Et les chercheurs dans tout ça ?

La situation semble vraiment préoccupante. C’est à se demander avec quoi les chercheurs et étudiants pourront travailler en 2014 si la situation ne se rétablit pas rapidement. Un physicien inquiet me confiait fin décembre que le consortium avait tort de considérer APS comme un éditeur « méchant » au même titre que d’autres plus connus pour avoir un telle réputation.

Les scientifiques ont besoin d’avoir accès aux publications. Il est inquiétant de voir de telles situations déboucher sur un désaccord bilatéral et des désabonnements en masse. Les consortiua ont pour mission de protéger les chercheurs en négociant des tarifs justes. Lors de conflits de ce genre, ils attendent d’être soutenus par les chercheurs ce qui n’est pas toujours le cas. « Des chercheurs nous ont contactés après l’annulation de l’abonnement à Science » raconte Emeline Dalsorg. « Quand nous leur expliquons ils comprennent la décision qui a été prise. » Dans d’autres cas, les refus des consortia obtiennent beaucoup moins l’adhésion de la part des chercheurs. Ceux-ci au contraire expriment une incompréhension désabusée voire un sentiment de trahison vis-à-vis de négociateurs qui leur coupent l’accès à des journaux indispensables à la bonne conduite d’une recherche de qualité.

 

Schizophrénie académique ?

On constate un dédoublement de personnalité de la part des institutions et de leurs représentants sur plusieurs points sous-jacents à la crise à laquelle nous assistons.
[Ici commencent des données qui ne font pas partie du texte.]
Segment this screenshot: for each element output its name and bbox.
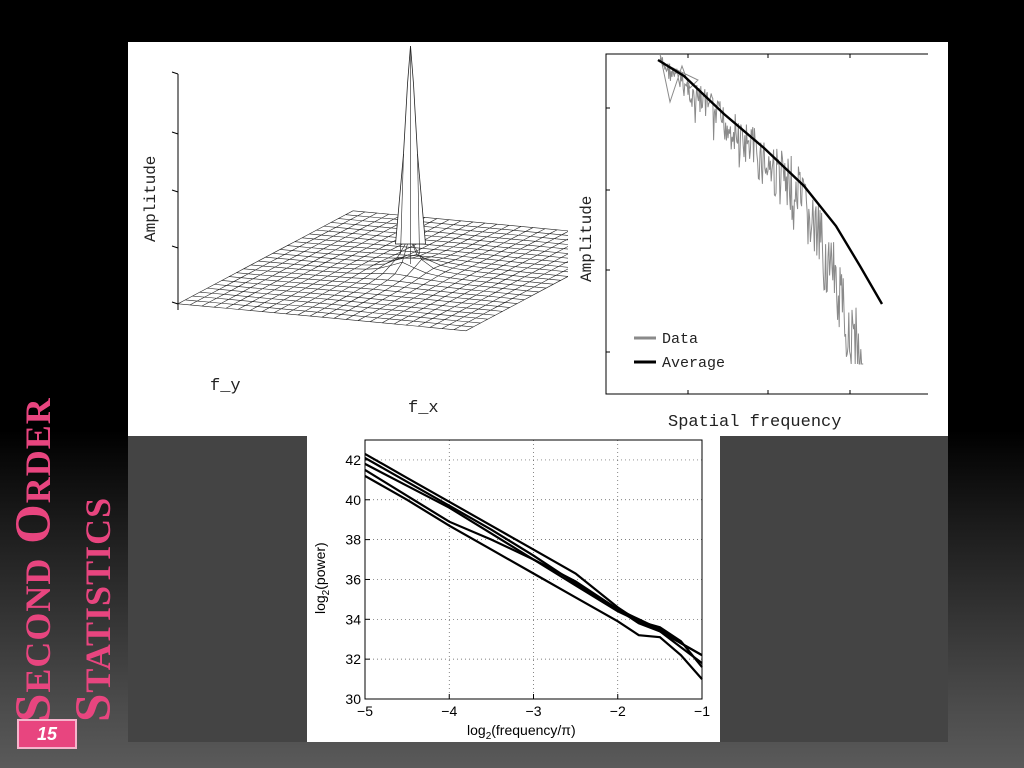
mesh-line-u bbox=[285, 220, 462, 315]
power-series-line-2 bbox=[364, 456, 703, 657]
power-series-line-3 bbox=[364, 462, 703, 668]
power-series-line-4 bbox=[364, 468, 703, 657]
lower-figure-panel: −5 −4 −3 −2 −1 30 32 34 36 38 40 42 log2(frequency/… bbox=[307, 436, 720, 742]
x-tick-label: −5 bbox=[357, 703, 373, 719]
mesh-line-u bbox=[429, 253, 568, 328]
mesh-line-u bbox=[465, 276, 568, 332]
legend-average-label: Average bbox=[662, 355, 725, 372]
y-tick-label: 30 bbox=[345, 691, 361, 707]
mesh-line-v bbox=[345, 214, 568, 236]
power-spectrum-plot: −5 −4 −3 −2 −1 30 32 34 36 38 40 42 log2(frequency/… bbox=[312, 439, 710, 742]
mesh-line-v bbox=[331, 222, 568, 245]
mesh-line-v bbox=[323, 225, 568, 250]
surface-ylabel: f_y bbox=[210, 377, 241, 396]
power-series-line-1 bbox=[364, 452, 703, 664]
spectrum-data-series bbox=[659, 53, 864, 365]
y-tick-label: 38 bbox=[345, 532, 361, 548]
peak-rib bbox=[417, 153, 420, 255]
upper-figure-panel: Amplitude f_y f_x Data Average Amplitude… bbox=[128, 42, 948, 436]
spectrum-plot: Data Average Amplitude Spatial frequency bbox=[578, 53, 928, 432]
mesh-line-u bbox=[453, 268, 568, 330]
peak-rib bbox=[400, 153, 404, 255]
spectrum-frame bbox=[605, 53, 928, 395]
mesh-line-u bbox=[417, 246, 568, 327]
slide-title-line-2: Statistics bbox=[66, 496, 122, 722]
spectrum-ylabel: Amplitude bbox=[578, 196, 596, 282]
legend-data-label: Data bbox=[662, 331, 698, 348]
power-tick-labels: −5 −4 −3 −2 −1 30 32 34 36 38 40 42 bbox=[345, 452, 710, 719]
mesh-line-v bbox=[338, 218, 568, 241]
y-tick-label: 36 bbox=[345, 571, 361, 587]
spectrum-legend: Data Average bbox=[634, 331, 725, 372]
power-grid bbox=[364, 440, 703, 700]
power-ylabel: log2(power) bbox=[312, 542, 332, 614]
mesh-line-v bbox=[309, 233, 568, 259]
power-ticks bbox=[364, 459, 703, 700]
y-tick-label: 32 bbox=[345, 651, 361, 667]
surface-zlabel: Amplitude bbox=[142, 156, 160, 242]
slide-title-line-1: Second Order bbox=[6, 397, 62, 722]
spectrum-xlabel: Spatial frequency bbox=[668, 413, 841, 432]
power-series-group bbox=[364, 452, 703, 680]
surface-plot: Amplitude f_y f_x bbox=[142, 45, 568, 418]
mesh-line-u bbox=[297, 221, 474, 316]
power-series-line-5 bbox=[364, 474, 703, 680]
spectrum-data-line bbox=[659, 53, 864, 365]
y-tick-label: 42 bbox=[345, 452, 361, 468]
surface-axes bbox=[171, 71, 179, 310]
slide-title: Second Order Statistics bbox=[4, 0, 154, 738]
y-tick-label: 34 bbox=[345, 611, 361, 627]
surface-peak bbox=[395, 45, 426, 264]
surface-xlabel: f_x bbox=[408, 399, 439, 418]
x-tick-label: −3 bbox=[526, 703, 542, 719]
x-tick-label: −1 bbox=[694, 703, 710, 719]
surface-mesh bbox=[177, 210, 568, 332]
spectrum-average-line bbox=[657, 58, 884, 305]
mesh-line-u bbox=[441, 261, 568, 329]
x-tick-label: −4 bbox=[441, 703, 457, 719]
y-tick-label: 40 bbox=[345, 492, 361, 508]
page-number-badge: 15 bbox=[17, 719, 77, 749]
spectrum-ticks bbox=[606, 54, 851, 395]
power-xlabel: log2(frequency/π) bbox=[467, 722, 576, 742]
x-tick-label: −2 bbox=[610, 703, 626, 719]
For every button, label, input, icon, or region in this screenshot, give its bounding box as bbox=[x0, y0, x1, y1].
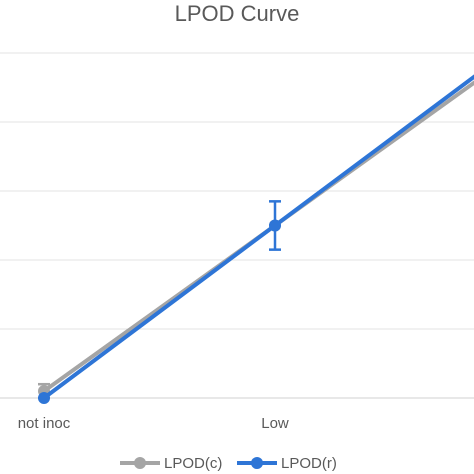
legend-item-LPOD(c): LPOD(c) bbox=[120, 455, 222, 472]
legend-marker bbox=[251, 457, 263, 469]
legend-label: LPOD(c) bbox=[164, 455, 222, 472]
series-LPOD(c) bbox=[38, 80, 474, 400]
legend: LPOD(c) LPOD(r) bbox=[120, 455, 337, 472]
x-tick-label: Low bbox=[261, 415, 289, 432]
series-LPOD(r) bbox=[38, 74, 474, 404]
x-tick-label: not inoc bbox=[18, 415, 71, 432]
legend-marker bbox=[134, 457, 146, 469]
gridlines bbox=[0, 52, 474, 399]
series-layer bbox=[38, 74, 474, 404]
chart-title: LPOD Curve bbox=[175, 1, 300, 26]
data-point bbox=[269, 219, 281, 232]
x-axis-ticks: not inoc Low bbox=[18, 415, 289, 432]
legend-item-LPOD(r): LPOD(r) bbox=[237, 455, 337, 472]
data-point bbox=[38, 392, 50, 404]
series-line bbox=[42, 80, 474, 394]
legend-label: LPOD(r) bbox=[281, 455, 337, 472]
Elles veulent à la fois soutenir le libre accès aux publications mais continuent à publier dans les revues les plus prestigieuses. Aucune ne veut rester dépendante d’éditeurs tous puissants, qui peuvent imposer leurs tarifs sous prétexte d’être indispensables, néanmoins aucune ne semble vouloir modifier ses critères d’évaluation qui poussent pourtant à la course aux publications prestigieuses. A quand un débat où tous les intéressés pourront exprimer leur point de vue ?

Mise à jour 30/01/14 17:00 : Les négociations avec l'APS viennent d'aboutir à un accord.